I previously covered the 8th District Court of Appeals’ decision in State v. Young, in which it ruled that the indefinite sentence imposed by the Regan Tokes Act applied in determining the maximum period of civil commitment for a defendant found not guilty by reason of insanity. On reconsideration, the 8th District vacated this opinion, and affirmed the trial court’s original decision that Regan Tokes did not apply in this context.

            In its reconsidered opinion, the court noted that the State had not objected to the trial court’s decision, and therefore waived all but plain error. The court held that the civil standard for plain error applied to commitment following a not guilty by reason of insanity verdict. Under the civil standard, plain error should be found only under exceptional circumstances.

            The State also argued that Young’s sentence was void and could therefore be challenged at any time. The court responded that civil commitment is not a criminal sentence, and the voidness doctrine did not apply.   

            The Court found no plain error. Reversing its prior decision, it held that an indefinite sentence under Regan Tokes could only be applied to a Defendant based on the Department of Corrections’ determination that the defendant’s behavior in prison justified application of the sentence. Because Young would not be serving any time in prison, there would be no possible basis for imposing the indefinite sentence. Therefore, the trial court did not plainly err in finding that Regan Tokes did not apply, and the maximum period of commitment was eleven years, not sixteen and a half years.

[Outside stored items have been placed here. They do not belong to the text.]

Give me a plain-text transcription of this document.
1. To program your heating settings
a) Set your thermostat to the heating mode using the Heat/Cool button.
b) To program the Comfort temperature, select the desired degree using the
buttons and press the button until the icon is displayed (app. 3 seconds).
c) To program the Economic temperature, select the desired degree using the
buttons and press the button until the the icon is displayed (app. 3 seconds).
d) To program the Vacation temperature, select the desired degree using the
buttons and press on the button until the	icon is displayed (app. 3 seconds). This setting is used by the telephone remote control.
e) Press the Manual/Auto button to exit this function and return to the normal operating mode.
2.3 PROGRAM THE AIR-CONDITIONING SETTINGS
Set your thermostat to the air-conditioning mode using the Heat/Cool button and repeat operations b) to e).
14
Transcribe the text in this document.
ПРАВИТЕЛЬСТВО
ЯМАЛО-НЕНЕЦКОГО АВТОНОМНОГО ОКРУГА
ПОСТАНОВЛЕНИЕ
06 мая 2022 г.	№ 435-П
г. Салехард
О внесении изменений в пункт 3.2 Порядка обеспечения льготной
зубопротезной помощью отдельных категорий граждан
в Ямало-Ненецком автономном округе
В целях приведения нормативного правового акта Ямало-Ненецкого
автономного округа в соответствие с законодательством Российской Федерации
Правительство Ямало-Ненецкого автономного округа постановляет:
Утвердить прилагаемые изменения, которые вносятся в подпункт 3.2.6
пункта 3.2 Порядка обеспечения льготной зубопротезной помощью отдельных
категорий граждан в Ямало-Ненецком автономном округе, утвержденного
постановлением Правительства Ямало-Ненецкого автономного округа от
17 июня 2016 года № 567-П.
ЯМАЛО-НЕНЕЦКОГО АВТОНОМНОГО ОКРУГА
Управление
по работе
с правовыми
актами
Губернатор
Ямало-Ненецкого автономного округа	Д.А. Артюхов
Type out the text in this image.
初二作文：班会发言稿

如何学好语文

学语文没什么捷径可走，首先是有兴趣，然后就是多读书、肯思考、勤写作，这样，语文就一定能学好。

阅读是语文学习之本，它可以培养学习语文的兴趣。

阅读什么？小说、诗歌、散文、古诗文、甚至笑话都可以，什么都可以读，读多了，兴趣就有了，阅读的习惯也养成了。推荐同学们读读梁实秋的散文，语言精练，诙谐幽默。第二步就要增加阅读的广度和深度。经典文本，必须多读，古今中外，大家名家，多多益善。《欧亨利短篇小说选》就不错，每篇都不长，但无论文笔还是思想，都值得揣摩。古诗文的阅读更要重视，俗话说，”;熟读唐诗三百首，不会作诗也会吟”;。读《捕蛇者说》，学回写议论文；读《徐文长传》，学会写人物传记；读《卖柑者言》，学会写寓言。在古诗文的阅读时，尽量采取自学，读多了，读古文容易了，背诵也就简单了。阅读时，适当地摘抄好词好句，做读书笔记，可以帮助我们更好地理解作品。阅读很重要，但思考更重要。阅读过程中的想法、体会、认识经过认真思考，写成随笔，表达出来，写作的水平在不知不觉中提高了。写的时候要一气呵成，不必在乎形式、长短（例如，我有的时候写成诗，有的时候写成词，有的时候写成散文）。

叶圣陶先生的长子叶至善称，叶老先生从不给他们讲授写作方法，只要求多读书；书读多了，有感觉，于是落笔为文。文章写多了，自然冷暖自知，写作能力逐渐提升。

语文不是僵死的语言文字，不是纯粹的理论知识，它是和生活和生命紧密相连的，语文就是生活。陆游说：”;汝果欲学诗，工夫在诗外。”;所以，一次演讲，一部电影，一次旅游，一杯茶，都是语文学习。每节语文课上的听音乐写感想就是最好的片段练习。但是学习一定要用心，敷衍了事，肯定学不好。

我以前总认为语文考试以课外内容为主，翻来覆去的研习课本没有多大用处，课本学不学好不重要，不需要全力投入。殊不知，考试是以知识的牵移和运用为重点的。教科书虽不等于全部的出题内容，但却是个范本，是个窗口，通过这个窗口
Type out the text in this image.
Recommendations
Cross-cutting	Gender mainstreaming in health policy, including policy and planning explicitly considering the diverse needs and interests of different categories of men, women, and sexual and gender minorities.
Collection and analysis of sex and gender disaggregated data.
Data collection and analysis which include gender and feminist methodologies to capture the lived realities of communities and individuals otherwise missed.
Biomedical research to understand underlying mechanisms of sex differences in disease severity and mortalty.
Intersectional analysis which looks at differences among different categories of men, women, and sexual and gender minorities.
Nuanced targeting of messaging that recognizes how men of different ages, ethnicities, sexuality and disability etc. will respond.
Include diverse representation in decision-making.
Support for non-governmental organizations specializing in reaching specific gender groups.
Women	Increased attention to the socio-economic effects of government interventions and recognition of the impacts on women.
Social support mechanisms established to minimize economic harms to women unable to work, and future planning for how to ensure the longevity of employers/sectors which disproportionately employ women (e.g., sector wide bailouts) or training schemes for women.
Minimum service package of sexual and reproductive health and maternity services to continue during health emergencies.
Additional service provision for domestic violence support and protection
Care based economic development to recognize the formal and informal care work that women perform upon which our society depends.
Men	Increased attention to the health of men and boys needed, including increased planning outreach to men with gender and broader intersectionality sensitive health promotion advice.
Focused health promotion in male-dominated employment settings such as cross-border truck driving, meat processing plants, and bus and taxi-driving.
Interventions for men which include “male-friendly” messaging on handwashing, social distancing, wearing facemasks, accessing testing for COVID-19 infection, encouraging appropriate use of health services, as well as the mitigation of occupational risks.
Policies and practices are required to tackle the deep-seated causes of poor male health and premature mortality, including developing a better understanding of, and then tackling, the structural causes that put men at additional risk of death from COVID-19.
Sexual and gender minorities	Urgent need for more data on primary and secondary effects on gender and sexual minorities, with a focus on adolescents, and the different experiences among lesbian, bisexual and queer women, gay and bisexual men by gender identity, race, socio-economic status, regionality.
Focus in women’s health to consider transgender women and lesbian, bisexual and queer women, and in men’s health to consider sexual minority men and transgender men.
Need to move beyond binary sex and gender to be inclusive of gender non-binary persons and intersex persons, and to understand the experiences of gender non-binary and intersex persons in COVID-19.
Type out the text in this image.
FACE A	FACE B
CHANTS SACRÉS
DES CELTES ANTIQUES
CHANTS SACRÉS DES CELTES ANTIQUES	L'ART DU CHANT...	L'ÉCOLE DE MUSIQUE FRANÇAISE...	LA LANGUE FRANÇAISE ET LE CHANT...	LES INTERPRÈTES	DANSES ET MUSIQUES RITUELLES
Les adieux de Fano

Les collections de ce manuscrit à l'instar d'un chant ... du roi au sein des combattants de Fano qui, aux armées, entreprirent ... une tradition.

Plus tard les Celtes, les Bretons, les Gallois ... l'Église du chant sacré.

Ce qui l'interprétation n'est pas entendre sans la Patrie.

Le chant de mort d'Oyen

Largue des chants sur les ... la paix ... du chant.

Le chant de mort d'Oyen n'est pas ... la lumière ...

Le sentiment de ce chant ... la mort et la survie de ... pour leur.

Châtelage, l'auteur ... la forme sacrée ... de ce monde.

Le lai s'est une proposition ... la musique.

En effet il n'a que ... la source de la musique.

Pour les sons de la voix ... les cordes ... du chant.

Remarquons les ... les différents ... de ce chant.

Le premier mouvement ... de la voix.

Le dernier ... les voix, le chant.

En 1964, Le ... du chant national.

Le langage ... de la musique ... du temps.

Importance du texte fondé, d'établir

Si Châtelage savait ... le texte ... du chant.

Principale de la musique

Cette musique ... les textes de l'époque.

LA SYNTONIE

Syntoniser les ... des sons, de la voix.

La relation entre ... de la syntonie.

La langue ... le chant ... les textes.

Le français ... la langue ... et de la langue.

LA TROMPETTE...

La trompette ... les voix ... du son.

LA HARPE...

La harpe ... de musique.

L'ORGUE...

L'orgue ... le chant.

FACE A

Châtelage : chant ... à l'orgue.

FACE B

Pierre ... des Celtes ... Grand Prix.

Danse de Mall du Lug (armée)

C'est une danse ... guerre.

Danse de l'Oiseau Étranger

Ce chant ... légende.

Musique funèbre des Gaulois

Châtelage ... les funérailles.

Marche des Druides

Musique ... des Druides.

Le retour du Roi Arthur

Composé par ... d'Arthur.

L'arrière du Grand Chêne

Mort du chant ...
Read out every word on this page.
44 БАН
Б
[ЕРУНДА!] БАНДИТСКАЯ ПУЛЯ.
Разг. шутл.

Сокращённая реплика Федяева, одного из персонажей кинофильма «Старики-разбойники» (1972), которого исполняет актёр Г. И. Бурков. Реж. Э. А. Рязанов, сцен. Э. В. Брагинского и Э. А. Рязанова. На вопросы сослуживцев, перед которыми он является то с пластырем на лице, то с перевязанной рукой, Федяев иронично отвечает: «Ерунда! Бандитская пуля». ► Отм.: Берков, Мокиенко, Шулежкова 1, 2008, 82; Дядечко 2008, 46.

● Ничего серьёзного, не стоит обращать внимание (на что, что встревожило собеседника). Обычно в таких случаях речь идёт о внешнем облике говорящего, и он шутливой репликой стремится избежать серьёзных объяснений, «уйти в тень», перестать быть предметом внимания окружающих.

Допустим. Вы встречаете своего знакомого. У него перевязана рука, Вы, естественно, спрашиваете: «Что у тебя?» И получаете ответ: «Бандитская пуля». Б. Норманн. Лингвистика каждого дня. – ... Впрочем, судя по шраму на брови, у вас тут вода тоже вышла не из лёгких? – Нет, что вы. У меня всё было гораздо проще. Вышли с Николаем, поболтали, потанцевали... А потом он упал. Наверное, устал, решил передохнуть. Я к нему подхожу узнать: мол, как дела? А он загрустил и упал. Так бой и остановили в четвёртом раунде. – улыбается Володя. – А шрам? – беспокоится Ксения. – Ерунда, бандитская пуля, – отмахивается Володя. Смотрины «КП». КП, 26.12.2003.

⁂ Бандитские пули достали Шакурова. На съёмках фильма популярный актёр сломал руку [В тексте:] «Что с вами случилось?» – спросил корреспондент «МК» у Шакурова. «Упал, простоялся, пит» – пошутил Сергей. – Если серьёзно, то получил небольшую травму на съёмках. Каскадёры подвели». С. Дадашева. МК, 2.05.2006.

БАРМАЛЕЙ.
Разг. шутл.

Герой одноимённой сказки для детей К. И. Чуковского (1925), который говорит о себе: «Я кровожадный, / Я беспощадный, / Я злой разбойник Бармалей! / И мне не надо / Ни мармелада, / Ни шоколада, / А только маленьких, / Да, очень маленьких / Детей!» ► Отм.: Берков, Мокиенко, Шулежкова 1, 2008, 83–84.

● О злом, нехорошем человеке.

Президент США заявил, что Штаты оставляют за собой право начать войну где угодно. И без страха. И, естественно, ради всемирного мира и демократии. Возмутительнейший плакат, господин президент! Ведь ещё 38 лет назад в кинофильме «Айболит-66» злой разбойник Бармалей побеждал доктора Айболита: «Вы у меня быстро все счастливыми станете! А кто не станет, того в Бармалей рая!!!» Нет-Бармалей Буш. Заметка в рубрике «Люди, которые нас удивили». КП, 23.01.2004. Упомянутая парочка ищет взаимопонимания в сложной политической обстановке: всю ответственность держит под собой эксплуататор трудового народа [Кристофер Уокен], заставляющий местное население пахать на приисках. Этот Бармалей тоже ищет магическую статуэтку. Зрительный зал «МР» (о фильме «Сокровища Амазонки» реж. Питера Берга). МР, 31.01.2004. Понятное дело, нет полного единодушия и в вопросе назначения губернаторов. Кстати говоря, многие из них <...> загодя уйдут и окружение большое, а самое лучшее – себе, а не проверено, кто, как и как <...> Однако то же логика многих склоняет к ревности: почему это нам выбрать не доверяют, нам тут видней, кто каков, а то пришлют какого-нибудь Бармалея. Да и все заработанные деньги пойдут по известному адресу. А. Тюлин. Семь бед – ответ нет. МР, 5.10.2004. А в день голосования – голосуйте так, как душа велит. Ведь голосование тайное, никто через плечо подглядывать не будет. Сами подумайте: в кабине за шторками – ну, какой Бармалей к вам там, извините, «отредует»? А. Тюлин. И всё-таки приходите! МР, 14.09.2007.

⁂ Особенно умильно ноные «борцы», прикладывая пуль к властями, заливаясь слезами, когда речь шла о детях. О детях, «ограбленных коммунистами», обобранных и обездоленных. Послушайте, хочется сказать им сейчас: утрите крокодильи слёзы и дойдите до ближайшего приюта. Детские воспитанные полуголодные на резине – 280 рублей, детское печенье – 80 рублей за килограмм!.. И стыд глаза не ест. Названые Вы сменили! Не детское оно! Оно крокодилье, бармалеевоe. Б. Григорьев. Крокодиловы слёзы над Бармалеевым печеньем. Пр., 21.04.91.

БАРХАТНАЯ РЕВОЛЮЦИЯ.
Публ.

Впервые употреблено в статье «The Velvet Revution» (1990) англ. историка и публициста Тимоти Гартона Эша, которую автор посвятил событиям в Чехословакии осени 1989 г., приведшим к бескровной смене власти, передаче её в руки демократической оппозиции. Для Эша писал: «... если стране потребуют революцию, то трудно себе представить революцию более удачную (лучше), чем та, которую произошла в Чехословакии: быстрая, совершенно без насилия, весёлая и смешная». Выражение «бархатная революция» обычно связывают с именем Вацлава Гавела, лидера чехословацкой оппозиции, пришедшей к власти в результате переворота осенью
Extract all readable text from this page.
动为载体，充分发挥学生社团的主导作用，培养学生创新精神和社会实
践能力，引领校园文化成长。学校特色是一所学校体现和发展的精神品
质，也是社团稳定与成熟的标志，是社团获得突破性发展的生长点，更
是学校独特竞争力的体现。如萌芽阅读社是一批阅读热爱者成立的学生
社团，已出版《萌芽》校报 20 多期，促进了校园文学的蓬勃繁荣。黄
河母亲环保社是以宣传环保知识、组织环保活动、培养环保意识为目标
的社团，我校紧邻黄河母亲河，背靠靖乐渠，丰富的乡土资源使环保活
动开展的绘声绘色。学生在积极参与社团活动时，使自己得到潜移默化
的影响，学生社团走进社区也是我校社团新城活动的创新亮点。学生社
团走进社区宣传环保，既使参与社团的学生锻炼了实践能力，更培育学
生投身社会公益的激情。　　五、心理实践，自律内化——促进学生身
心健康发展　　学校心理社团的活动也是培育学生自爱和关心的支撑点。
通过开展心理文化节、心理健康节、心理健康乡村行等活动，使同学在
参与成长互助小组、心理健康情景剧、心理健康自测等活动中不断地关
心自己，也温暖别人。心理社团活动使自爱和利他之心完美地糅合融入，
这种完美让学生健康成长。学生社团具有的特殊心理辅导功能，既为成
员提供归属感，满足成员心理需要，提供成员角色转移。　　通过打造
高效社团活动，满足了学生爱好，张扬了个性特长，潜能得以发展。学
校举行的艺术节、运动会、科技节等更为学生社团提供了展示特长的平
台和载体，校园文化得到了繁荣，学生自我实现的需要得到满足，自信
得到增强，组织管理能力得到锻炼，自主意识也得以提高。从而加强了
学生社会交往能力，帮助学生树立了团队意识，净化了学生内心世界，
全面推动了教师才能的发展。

            Notably, this decision is based on the stringent plain error standard. It therefore leaves open the possibility that a future court, addressing this issue when properly preserved for appeal, could reach a different decision. For example, a future reviewing court might disagree with this panel’s reasoning that there is no basis for imposing an indefinite sentence where the Defendant is not sent to prison. The relevant statute, R.C. § 2945.401 states that the maximum period of commitment is “the maximum prison term or term of imprisonment that the defendant or person could have received if the defendant or person had been convicted of the most serious offense with which the defendant or person is charged.” It is at least arguable that this sentence does include the indefinite sentence, because if the person had been convicted, they would have gone to prison, and could, based on their behavior, have received part or all of the indefinite sentence. Therefore, the argument goes, the indefinite sentence is part of the term of imprisonment that person “could have received” if they had been convicted. This issue could also become moot if the Supreme Court eventually decides that Regan Tokes itself is unconstitutional.